A dollar crash is virtually inevitable, Asia expert Stephen Roach warns
The stronger dollar era may be on borrowed time.
Stephen Roach, one of the world’s leading authorities on Asia, is worried a changing global landscape paired with a massive U.S. budget deficit will spark a dollar crash.
“The U.S. economy has been afflicted with some significant macro imbalances for a long time, namely a very low domestic savings rate and a chronic current account deficit,” the former Morgan Stanley Asia chairman told CNBC’s “Trading Nation” on Monday. “The dollar is going to fall very, very sharply.”
His forecast calls for a 35% drop against other major currencies.
“These problems are going from bad to worse as we blow out the fiscal deficit in the years ahead,” said Roach, a Yale University senior fellow.
The U.S. Dollar Currency Index is up more than one percent over the past two weeks and is relatively flat so far this year. But Roach believes it’s no time to get complacent.
“The national savings rate is probably going to go deeper into negative territory than it has ever done for the United States or any leading economy in economic history,” he said.
Roach contends other forces are at play, too.
“At the same time, America is walking away from globalization and is focused on decoupling itself from the rest of the world,” said Roach. “That’s a lethal combination.”
The big question: Will it happen quickly or gradually?
His timeline is rough — over the next year or two, maybe more. However, Roach suggests a crash virtually inevitable, and it’s a risk investors shouldn’t ignore.

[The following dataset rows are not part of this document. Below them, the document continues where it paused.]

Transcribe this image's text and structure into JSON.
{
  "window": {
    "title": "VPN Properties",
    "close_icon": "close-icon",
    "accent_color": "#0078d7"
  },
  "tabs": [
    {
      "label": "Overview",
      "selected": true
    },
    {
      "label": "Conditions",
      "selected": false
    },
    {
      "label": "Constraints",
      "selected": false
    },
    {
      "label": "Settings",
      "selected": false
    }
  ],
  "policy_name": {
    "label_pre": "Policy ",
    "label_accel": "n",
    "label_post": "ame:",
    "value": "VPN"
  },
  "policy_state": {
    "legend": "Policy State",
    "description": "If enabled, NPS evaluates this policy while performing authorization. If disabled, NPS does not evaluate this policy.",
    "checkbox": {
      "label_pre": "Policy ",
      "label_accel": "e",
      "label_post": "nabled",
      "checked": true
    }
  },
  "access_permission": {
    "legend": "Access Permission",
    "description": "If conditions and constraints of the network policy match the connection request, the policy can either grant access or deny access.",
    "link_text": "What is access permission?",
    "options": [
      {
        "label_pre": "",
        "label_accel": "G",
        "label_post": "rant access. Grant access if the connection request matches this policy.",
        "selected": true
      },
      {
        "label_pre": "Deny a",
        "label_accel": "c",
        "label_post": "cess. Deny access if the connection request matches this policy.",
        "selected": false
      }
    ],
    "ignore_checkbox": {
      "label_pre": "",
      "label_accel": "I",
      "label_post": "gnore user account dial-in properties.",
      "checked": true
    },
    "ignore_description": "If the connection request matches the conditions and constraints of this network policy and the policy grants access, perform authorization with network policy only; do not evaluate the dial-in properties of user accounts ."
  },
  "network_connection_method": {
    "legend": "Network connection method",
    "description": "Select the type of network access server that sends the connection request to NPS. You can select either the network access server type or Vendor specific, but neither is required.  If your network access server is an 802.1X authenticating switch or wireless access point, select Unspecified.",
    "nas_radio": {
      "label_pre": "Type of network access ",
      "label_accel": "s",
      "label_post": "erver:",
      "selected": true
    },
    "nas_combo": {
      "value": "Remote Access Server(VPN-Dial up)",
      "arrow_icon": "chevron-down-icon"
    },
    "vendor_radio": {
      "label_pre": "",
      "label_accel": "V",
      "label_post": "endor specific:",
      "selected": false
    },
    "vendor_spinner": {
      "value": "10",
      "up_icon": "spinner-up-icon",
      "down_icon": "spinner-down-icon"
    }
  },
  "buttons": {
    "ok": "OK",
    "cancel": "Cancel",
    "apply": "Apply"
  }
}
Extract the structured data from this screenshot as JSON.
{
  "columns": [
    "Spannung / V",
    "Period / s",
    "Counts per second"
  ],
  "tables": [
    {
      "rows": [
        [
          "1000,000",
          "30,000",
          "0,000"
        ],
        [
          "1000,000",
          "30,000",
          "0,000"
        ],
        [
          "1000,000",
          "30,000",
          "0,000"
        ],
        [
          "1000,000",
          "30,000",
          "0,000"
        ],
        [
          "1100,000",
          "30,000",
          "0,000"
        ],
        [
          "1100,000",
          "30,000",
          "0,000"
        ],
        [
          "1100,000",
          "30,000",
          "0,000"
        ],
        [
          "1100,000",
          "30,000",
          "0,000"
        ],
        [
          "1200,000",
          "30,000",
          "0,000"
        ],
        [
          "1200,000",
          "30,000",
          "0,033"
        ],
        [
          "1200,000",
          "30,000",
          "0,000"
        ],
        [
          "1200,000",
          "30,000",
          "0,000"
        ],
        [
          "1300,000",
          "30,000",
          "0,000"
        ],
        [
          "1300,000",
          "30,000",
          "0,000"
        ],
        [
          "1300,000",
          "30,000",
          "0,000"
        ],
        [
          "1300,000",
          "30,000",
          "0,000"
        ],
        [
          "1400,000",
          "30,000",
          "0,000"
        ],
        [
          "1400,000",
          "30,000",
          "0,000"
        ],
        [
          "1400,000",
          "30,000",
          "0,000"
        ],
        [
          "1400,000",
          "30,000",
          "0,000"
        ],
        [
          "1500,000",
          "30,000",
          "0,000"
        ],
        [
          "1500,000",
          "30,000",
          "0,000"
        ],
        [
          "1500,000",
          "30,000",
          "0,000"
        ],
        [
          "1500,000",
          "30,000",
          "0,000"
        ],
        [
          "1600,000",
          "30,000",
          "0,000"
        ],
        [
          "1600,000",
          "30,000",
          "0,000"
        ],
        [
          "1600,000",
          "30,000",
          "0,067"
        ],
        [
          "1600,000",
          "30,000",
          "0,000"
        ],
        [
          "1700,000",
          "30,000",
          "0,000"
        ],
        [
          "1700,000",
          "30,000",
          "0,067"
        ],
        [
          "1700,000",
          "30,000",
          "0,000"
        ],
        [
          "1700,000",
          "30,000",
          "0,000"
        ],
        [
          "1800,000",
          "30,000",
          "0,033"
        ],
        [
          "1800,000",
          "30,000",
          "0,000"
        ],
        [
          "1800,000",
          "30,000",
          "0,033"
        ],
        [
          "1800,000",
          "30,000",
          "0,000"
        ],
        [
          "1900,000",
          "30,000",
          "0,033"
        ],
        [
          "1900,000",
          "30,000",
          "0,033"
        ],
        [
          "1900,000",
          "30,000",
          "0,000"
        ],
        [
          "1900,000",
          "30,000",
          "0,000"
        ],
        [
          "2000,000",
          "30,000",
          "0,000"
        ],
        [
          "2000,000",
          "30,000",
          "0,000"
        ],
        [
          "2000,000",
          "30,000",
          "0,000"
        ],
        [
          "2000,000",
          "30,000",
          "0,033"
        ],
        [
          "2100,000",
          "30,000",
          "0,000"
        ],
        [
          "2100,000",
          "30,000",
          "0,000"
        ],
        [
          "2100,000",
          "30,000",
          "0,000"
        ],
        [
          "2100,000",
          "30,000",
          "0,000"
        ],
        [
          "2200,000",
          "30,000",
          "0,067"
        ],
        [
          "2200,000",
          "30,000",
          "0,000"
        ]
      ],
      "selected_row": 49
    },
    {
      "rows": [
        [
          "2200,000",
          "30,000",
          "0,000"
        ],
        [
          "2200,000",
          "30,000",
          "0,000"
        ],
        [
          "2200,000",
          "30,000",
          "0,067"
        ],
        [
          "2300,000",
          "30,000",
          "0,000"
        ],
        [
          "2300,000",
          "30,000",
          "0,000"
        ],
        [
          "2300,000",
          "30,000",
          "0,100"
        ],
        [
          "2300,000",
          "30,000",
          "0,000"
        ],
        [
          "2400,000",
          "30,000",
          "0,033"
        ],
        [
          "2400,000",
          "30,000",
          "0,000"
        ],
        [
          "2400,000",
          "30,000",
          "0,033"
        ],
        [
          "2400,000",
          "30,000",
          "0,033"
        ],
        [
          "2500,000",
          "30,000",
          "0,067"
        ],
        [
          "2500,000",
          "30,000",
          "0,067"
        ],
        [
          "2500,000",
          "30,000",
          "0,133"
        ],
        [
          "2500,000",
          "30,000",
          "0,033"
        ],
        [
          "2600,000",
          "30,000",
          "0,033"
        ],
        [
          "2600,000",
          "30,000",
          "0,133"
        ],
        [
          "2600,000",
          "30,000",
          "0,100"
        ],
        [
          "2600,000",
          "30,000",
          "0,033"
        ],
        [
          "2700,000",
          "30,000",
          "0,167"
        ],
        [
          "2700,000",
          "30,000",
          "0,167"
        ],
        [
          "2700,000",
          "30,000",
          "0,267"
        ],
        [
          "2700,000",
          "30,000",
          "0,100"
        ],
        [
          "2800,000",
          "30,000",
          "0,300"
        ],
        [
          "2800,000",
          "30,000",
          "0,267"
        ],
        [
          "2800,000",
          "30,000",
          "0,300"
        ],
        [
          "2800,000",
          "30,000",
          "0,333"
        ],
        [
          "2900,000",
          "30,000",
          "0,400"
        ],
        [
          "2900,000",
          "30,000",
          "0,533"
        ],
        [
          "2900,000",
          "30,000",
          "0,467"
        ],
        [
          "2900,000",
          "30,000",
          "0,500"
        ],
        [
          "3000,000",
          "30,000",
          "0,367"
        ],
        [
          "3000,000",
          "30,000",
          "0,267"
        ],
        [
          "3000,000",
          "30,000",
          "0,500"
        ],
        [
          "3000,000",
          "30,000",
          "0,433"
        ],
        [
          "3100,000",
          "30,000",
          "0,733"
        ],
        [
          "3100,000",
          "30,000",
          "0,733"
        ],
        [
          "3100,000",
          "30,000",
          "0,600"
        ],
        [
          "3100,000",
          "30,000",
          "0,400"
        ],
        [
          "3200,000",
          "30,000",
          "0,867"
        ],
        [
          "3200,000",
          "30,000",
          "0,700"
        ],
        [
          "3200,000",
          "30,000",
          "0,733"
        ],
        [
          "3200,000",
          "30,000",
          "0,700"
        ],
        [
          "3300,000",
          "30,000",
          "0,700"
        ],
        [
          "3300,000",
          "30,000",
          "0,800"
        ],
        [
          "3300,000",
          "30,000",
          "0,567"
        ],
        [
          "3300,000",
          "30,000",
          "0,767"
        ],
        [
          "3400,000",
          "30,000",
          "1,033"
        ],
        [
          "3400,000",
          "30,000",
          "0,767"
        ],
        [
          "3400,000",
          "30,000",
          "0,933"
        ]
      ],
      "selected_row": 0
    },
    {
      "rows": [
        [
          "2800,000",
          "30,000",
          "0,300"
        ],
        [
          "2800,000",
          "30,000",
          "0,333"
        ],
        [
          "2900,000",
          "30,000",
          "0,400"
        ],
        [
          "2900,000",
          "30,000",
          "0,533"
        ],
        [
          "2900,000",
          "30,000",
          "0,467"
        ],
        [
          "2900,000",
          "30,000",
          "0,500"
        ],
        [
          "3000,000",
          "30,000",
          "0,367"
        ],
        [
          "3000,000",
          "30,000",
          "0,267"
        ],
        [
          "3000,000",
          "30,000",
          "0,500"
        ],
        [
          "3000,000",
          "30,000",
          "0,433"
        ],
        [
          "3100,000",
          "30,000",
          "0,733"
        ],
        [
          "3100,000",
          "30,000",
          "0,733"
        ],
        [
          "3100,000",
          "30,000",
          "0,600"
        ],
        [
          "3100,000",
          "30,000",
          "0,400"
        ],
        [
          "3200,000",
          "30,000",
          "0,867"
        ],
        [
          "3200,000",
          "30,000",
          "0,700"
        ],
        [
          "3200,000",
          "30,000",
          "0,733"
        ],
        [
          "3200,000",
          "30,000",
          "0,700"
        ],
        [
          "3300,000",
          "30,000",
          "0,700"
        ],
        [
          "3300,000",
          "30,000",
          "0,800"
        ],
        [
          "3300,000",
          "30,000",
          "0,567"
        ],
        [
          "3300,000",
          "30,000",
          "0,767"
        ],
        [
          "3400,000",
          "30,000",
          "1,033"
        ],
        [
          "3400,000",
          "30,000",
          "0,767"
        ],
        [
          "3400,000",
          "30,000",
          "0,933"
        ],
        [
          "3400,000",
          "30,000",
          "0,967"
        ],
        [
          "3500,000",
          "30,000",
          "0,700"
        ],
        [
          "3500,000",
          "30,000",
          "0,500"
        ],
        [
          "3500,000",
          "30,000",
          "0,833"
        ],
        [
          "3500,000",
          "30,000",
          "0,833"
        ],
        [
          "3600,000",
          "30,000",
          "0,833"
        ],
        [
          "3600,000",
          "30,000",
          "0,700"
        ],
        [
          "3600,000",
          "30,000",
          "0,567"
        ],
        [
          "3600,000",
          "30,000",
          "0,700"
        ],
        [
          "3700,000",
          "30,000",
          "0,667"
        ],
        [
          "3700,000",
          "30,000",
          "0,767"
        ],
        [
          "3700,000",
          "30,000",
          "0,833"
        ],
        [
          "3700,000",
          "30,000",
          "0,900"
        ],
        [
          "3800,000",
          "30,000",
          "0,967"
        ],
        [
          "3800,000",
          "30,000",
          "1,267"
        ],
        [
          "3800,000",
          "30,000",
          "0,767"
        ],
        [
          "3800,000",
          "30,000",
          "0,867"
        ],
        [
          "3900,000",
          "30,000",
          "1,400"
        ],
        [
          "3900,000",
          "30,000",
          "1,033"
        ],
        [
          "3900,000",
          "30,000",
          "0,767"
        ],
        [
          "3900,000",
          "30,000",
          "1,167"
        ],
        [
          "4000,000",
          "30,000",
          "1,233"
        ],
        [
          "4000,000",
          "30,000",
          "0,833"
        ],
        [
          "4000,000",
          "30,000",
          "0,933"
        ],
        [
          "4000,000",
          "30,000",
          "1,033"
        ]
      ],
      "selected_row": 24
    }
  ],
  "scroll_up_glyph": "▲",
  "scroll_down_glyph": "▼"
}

“Generally, it’s a negative implication for U.S. financial assets,” he added. “It points to the probability of higher inflation as we import more higher cost foreign goods from overseas, and that’s a negative for interest rates.”
He’s concerned a crash could spark a late 1970s-type stagflation crisis, when prices rose sharply while economic growth was muted.
According to Roach, not even a leadership change in Washington in November would be able to move the needle much — especially as lawmakers try to battle the economic impact from the coronavirus crisis with unprecedented stimulus measures.
“Policymakers to their credit have never had to deal with anything close to this disruption,” Roach said.